Historia de Venezuela

 


La dura transición de 1958




 

La caída de Marcos Pérez Jiménez el 23 de enero de 1958 dio inicio a lo que ahora se llama una transición política. Antes, en otras circunstancias históricas, se había dado con Eleazar López Contreras para salir del gomecismo en 1936, y con la Junta Revolucionaria de Gobierno -derivada de los sucesos del 18 de octubre de 1945- para avanzar hacia el establecimiento de la democracia representativa. Sin embargo, en 1958, con todos los elementos que los científicos sociales contemporáneos citan para caracterizar a las transiciones, teníamos un pueblo crecientemente organizado y movilizado, partidos que eran convincentemente tales, unas Fuerzas Armadas que necesitaban reinstitucionalizarse, una industria petrolera vigorosa y un país predominantemente urbano.

 

No bastaba con la sustitución de Pérez Jiménez, sino era indispensable el concurso de un liderazgo fortalecido para caminar hacia la efectiva democratización el país, en respaldo de la Junta de Gobierno presidida por el contralmirante Wolfgang Larrazábal que debió afrontar una grave situación social (por ello, el Plan de Emergencia), una difícil coyuntura petrolera (las restricciones voluntarias de Estados Unidos para importar el crudo), y una dura resistencia de grupos, logias, movimientos y otras expresiones reaccionarias y autoritarias.

 

COPEI prestó toda la cooperación posible, en un ambiente de unidad nacional, para afrontar situaciones muy ásperas, peligrosas y definitivamente violentas.
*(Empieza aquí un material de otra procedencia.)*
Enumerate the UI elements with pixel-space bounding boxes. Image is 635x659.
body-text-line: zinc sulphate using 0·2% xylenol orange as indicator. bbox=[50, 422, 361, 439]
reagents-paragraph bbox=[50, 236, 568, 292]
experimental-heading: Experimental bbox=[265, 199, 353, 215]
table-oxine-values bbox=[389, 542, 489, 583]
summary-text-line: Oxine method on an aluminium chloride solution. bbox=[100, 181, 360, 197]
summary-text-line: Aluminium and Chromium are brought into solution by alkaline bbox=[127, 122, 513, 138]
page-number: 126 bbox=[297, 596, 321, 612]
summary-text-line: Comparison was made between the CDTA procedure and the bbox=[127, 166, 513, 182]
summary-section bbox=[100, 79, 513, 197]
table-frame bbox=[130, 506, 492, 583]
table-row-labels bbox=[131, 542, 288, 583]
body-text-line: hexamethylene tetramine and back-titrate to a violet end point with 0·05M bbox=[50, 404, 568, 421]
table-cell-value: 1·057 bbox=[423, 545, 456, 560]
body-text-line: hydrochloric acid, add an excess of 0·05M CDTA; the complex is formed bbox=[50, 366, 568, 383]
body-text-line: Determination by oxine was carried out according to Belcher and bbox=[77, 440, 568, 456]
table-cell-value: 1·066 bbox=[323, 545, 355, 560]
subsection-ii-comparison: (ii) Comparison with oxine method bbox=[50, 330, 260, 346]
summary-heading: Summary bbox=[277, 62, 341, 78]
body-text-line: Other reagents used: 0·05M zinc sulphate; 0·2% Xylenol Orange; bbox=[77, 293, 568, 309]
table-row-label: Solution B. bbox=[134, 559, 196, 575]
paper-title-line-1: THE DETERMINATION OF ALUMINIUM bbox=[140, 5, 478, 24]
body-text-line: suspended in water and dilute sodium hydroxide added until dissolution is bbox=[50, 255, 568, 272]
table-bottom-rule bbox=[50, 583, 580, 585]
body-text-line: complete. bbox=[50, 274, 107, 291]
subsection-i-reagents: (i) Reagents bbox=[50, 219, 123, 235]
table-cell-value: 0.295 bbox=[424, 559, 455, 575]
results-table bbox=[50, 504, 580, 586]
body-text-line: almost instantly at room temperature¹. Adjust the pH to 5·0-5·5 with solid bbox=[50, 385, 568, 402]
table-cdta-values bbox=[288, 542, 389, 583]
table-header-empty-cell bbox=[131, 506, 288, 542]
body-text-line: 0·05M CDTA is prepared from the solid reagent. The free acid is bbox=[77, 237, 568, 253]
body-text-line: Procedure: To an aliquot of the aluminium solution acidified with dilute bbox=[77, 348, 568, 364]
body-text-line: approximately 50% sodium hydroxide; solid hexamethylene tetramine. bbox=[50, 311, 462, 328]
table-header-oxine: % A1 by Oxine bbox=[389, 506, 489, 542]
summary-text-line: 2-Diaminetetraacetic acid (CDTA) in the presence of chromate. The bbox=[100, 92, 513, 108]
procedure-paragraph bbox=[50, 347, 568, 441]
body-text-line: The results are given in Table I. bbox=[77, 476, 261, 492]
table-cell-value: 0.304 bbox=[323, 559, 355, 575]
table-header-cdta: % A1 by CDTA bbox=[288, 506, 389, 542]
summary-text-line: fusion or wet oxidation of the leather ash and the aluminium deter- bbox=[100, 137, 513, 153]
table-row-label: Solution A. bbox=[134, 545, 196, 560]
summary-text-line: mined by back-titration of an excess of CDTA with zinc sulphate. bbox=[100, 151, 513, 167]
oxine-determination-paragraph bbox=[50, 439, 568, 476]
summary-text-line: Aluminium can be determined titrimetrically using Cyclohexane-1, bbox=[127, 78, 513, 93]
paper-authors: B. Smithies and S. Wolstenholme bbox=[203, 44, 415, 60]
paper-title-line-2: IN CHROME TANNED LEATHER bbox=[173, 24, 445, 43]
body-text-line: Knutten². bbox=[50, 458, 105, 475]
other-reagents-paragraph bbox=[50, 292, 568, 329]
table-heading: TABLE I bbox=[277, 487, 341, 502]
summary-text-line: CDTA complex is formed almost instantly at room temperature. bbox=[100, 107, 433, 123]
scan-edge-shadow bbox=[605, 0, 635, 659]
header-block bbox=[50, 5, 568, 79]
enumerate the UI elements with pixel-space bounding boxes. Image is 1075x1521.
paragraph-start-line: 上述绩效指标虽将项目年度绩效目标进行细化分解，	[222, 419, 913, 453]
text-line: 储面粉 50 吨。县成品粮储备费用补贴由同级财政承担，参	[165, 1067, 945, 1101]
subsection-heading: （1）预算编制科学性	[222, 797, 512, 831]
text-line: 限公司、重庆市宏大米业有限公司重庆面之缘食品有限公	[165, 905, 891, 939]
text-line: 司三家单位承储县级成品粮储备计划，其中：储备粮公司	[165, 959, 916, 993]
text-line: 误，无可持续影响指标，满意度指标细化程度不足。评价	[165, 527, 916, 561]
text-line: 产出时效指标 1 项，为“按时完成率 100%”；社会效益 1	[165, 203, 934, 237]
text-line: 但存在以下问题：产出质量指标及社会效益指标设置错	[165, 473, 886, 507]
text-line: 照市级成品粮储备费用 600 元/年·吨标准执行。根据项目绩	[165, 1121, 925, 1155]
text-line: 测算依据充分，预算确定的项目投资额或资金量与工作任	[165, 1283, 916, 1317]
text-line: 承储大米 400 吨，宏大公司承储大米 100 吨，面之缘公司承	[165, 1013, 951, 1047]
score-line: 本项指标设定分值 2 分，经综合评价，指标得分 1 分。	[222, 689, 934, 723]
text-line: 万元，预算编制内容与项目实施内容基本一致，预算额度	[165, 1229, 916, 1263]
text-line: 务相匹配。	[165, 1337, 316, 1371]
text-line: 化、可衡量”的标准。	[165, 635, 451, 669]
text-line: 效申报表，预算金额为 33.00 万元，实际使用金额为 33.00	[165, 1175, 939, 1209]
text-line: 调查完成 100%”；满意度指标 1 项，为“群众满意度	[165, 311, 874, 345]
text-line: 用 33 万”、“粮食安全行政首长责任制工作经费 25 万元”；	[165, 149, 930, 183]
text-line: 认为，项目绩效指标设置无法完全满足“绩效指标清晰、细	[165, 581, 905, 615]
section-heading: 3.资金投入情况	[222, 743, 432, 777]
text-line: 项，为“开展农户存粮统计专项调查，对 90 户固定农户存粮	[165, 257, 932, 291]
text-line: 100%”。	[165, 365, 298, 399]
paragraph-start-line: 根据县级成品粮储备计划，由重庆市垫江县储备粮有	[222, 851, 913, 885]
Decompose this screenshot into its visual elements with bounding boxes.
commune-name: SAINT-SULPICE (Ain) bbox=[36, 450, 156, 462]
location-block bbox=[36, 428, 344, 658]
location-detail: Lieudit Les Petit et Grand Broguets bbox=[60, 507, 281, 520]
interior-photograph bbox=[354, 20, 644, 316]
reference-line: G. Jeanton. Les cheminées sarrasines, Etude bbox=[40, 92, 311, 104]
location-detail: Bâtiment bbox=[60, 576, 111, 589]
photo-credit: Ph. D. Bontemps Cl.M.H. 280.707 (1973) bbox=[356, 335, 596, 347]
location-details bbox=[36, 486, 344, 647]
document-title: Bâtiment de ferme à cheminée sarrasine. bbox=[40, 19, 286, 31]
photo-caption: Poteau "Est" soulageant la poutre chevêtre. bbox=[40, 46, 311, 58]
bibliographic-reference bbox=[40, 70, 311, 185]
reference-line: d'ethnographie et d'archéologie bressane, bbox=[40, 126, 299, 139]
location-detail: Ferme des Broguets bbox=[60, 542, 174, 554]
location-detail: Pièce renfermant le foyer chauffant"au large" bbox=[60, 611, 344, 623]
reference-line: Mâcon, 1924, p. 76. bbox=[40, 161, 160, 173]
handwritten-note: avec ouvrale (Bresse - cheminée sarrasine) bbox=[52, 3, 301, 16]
Significaba una constante movilización de toda su dirigencia en Caracas y en todas las localidades del país para que sus líderes personalmente asumieran la responsabilidad de respaldar y sostener a la Junta de Gobierno. Y, como podemos apreciar e la gráfica, Rafael Caldera, no dudaba en prestar su apoya frente a cualquier coyuntura por muy grave que fuesen los riesgos, al igual que todos los demócrata-cristianos del país. Vemos al yaracuyano junto a otros referentes de los partidos democráticos junto a Larrazábal en un acto de apoyo a su gestión transicional que fue de una complejidad que bien merece la atención de los transitólogos de la actualidad. El orador en ese momento es Jóvito Villalba. 

 

En dos oportunidades harto dramáticas, COPEI estuvo con esta transición, como en julio y en septiembre de 1958 cuando se alzaron nada más y nada menos que el ministro de la Defensa, Jesús María Castro León, o una serie de oficiales encabezados por Juan de Dios Moncada Vidal, entre otros, en una faena que resultó sangrienta.